Crean made three Antarctic expeditions. On Scott's Terra Nova in 1912, with the polar party already lost, he walked 56 kilometres alone across the Ross Ice Shelf in 18 hours to bring help for Lieutenant Edward Evans, who was dying of scurvy. He carried three biscuits and two sticks of chocolate. He saved Evans's life and was awarded the Albert Medal. Three years later he was on Endurance with Shackleton. When the ship was crushed in the ice, Crean was one of the six who sailed the lifeboat James Caird 1,300 kilometres across the Southern Ocean to South Georgia, then one of three — with Shackleton and Worsley — who crossed the island's unmapped mountains on foot to reach the whaling station at Stromness. Every man on Endurance came home. Crean came home and opened a pub.

The corrie above the village

Annascaul Lake

Four kilometres up the valley north of the village sits a small glacial lake under the cliffs of Dromavally. Peig Sayers, who grew up in nearby Dunquin and became one of the great Irish-language storytellers of the twentieth century, walked this road as a girl to work in service in Dingle. The lake itself is dark, deep, and reputed in local lore to be home to a serpent that fought Cú Chulainn — the river-of-the-hero name comes from somewhere. It's also a good place to sit out of the wind for an hour with a flask.

Crean's last work

The tomb at Ballynacourty

Crean built his own tomb. After he retired from the pub he constructed a stone vault in the old graveyard at Ballynacourty, two kilometres outside the village, and he was buried in it in July 1938. He had asked for no fuss and got none. The grave is plain, the inscription brief. People still leave flowers and the occasional pint glass. To find it, take the Lispole road out of the village and watch for the small turning on the right; the graveyard sits up a lane behind a stone wall.

05 / 06

Things to do outside.

Wear waterproofs. Bring a sandwich. Tell someone where you're going if it's the mountain.
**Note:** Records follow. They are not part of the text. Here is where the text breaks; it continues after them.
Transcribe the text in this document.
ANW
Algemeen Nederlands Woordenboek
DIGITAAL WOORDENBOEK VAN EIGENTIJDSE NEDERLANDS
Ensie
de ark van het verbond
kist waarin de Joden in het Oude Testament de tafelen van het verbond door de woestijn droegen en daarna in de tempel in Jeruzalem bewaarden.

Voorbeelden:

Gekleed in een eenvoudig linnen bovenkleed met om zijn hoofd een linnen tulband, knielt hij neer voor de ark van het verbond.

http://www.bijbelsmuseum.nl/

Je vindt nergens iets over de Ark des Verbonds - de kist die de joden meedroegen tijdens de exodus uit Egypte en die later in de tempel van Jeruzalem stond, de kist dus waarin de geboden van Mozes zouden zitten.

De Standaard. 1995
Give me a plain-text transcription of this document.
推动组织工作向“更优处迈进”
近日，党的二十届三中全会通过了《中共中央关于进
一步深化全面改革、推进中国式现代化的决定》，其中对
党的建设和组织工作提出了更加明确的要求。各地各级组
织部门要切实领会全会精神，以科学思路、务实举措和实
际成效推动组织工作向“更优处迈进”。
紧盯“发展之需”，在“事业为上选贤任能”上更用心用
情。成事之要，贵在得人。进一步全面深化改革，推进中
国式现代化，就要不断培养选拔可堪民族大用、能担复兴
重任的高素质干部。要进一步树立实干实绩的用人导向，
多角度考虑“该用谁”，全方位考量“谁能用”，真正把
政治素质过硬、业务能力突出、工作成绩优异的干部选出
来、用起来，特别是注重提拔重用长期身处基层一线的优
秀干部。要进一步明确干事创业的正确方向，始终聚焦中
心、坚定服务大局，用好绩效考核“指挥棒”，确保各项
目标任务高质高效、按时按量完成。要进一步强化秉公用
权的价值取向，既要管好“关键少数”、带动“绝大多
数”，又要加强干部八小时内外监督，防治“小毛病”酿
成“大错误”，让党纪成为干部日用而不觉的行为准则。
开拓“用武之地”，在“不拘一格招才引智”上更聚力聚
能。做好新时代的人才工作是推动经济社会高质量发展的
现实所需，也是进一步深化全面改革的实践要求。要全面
Annascaul Lake Up the valley road from the village, past Tom Crean's birthplace at Gurtuchrane, to the lake under the cliffs. Mostly tarmac, then a track. The same route Peig Sayers walked. Bring a coat — the weather changes at the corrie.
8 km returndistance
2–3 hourstime
The Saint's Road The medieval pilgrim route to the summit of Mount Brandon, traditionally walked from Ventry, but the southern approach picks up near Annascaul and joins the main path west. Long, exposed, properly serious in cloud. Not a casual stroll — plan it like a hill day.
18 km point-to-pointdistance
Full daytime
+

Getting there.

By car

On the N86 between Tralee and Dingle. Tralee to Annascaul is 35 minutes; Dingle is 20 minutes further west. Inch Beach is 6 kilometres south on the R561 — worth the detour even if you only stop for a coffee.

By bus

Bus Éireann 275 (Tralee–Dingle) stops in the village, four times daily. The driver will let you off at the South Pole Inn if you ask.